Until last week. Until the endometrioma – a benign mass filled with blood – was cut from my body. And then I began to wonder: what if this thing, this growth, was the physical manifestation of watching my mother slip into madness? What if it had stored up all the memories of my father’s physical decline, my grandmother’s Alzheimer’s Disease, the weeks I sat with my grandfather while he died? What if all the terrible things that happened over the last seven years needed somewhere to go, and this was where they went?
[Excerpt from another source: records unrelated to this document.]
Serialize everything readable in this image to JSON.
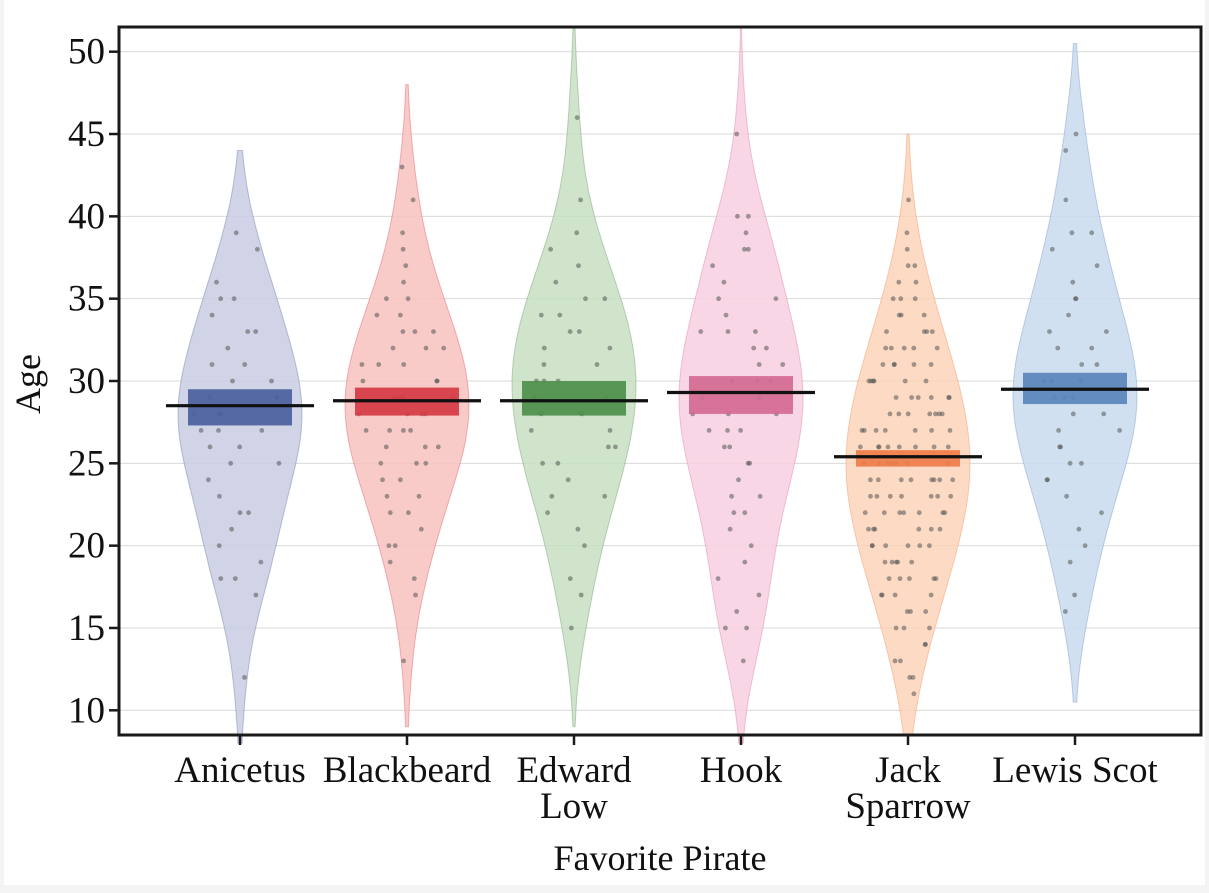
{
  "chart_data": {
    "type": "violin",
    "xlabel": "Favorite Pirate",
    "ylabel": "Age",
    "ylim": [
      8.5,
      51.5
    ],
    "yticks": [
      10,
      15,
      20,
      25,
      30,
      35,
      40,
      45,
      50
    ],
    "grid": true,
    "legend": "none",
    "categories": [
      {
        "name": "Anicetus",
        "label_lines": [
          "Anicetus"
        ],
        "color": "#4a5f9e",
        "fill": "#c9cde3",
        "range": [
          8,
          44
        ],
        "mean": 28.5,
        "ci": [
          27.3,
          29.5
        ],
        "points": [
          12,
          17,
          18,
          18,
          19,
          20,
          21,
          22,
          22,
          23,
          24,
          25,
          25,
          26,
          26,
          27,
          27,
          27,
          28,
          28,
          28,
          29,
          29,
          30,
          30,
          31,
          31,
          32,
          33,
          33,
          34,
          35,
          35,
          36,
          38,
          39
        ]
      },
      {
        "name": "Blackbeard",
        "label_lines": [
          "Blackbeard"
        ],
        "color": "#d63a43",
        "fill": "#f7c2bf",
        "range": [
          9,
          48
        ],
        "mean": 28.8,
        "ci": [
          27.9,
          29.6
        ],
        "points": [
          13,
          17,
          18,
          19,
          20,
          20,
          21,
          22,
          22,
          23,
          23,
          24,
          24,
          25,
          25,
          25,
          26,
          26,
          26,
          27,
          27,
          27,
          27,
          28,
          28,
          28,
          28,
          29,
          29,
          29,
          29,
          30,
          30,
          30,
          31,
          31,
          31,
          32,
          32,
          32,
          33,
          33,
          33,
          34,
          34,
          35,
          35,
          36,
          37,
          38,
          39,
          41,
          43
        ]
      },
      {
        "name": "Edward Low",
        "label_lines": [
          "Edward",
          "Low"
        ],
        "color": "#4e8f4c",
        "fill": "#c7dfc2",
        "range": [
          9,
          51.5
        ],
        "mean": 28.8,
        "ci": [
          27.9,
          30.0
        ],
        "points": [
          15,
          17,
          18,
          20,
          21,
          22,
          23,
          23,
          24,
          25,
          25,
          26,
          26,
          27,
          27,
          28,
          28,
          29,
          29,
          30,
          30,
          30,
          31,
          31,
          32,
          32,
          33,
          33,
          34,
          34,
          35,
          35,
          36,
          37,
          38,
          39,
          41,
          46
        ]
      },
      {
        "name": "Hook",
        "label_lines": [
          "Hook"
        ],
        "color": "#d46a92",
        "fill": "#f7cfe0",
        "range": [
          8,
          51.5
        ],
        "mean": 29.3,
        "ci": [
          28.0,
          30.3
        ],
        "points": [
          13,
          15,
          15,
          16,
          17,
          18,
          19,
          20,
          21,
          22,
          22,
          23,
          23,
          24,
          25,
          25,
          26,
          26,
          27,
          27,
          27,
          28,
          28,
          28,
          29,
          29,
          30,
          30,
          30,
          31,
          31,
          32,
          32,
          33,
          33,
          33,
          34,
          35,
          35,
          36,
          37,
          38,
          38,
          39,
          40,
          40,
          45
        ]
      },
      {
        "name": "Jack Sparrow",
        "label_lines": [
          "Jack",
          "Sparrow"
        ],
        "color": "#ef7d4a",
        "fill": "#fbd3b9",
        "range": [
          8.5,
          45
        ],
        "mean": 25.4,
        "ci": [
          24.8,
          25.8
        ],
        "points": [
          11,
          12,
          12,
          13,
          13,
          14,
          14,
          15,
          15,
          15,
          16,
          16,
          16,
          17,
          17,
          17,
          17,
          18,
          18,
          18,
          18,
          18,
          19,
          19,
          19,
          19,
          19,
          20,
          20,
          20,
          20,
          20,
          20,
          21,
          21,
          21,
          21,
          21,
          21,
          22,
          22,
          22,
          22,
          22,
          22,
          22,
          23,
          23,
          23,
          23,
          23,
          23,
          23,
          24,
          24,
          24,
          24,
          24,
          24,
          24,
          24,
          25,
          25,
          25,
          25,
          25,
          25,
          25,
          25,
          26,
          26,
          26,
          26,
          26,
          26,
          26,
          26,
          27,
          27,
          27,
          27,
          27,
          27,
          27,
          28,
          28,
          28,
          28,
          28,
          28,
          28,
          29,
          29,
          29,
          29,
          29,
          29,
          30,
          30,
          30,
          30,
          30,
          30,
          31,
          31,
          31,
          31,
          31,
          32,
          32,
          32,
          32,
          32,
          33,
          33,
          33,
          33,
          34,
          34,
          34,
          35,
          35,
          35,
          36,
          36,
          37,
          37,
          38,
          39,
          41
        ]
      },
      {
        "name": "Lewis Scot",
        "label_lines": [
          "Lewis Scot"
        ],
        "color": "#5a86bb",
        "fill": "#c9dbef",
        "range": [
          10.5,
          50.5
        ],
        "mean": 29.5,
        "ci": [
          28.6,
          30.5
        ],
        "points": [
          16,
          17,
          19,
          20,
          21,
          22,
          23,
          24,
          24,
          25,
          25,
          26,
          26,
          27,
          27,
          28,
          28,
          29,
          29,
          29,
          30,
          30,
          30,
          31,
          31,
          32,
          32,
          33,
          33,
          34,
          35,
          35,
          36,
          37,
          38,
          39,
          39,
          41,
          44,
          45
        ]
      }
    ]
  }
}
I don’t know if, in the words of Elizabeth Gilbert, the past has passed from me at last. Maybe it never will. And maybe that’s OK. But over the course of this last week – as my pain has subsided and my strength has returned – I have been awed by the power of my own body. I am embarrassed that I have neglected it, and grateful beyond measure to discover that it is healthier and more resilient than I could have imagined.

I still have some hurdles to clear. Some medical tests to pass. And some big decisions to make. But I feel like I’ve been given a second chance. I feel like I’ve turned a corner, one I’m only beginning to understand. And for the first time in a long time, I feel like everything is going to be all right.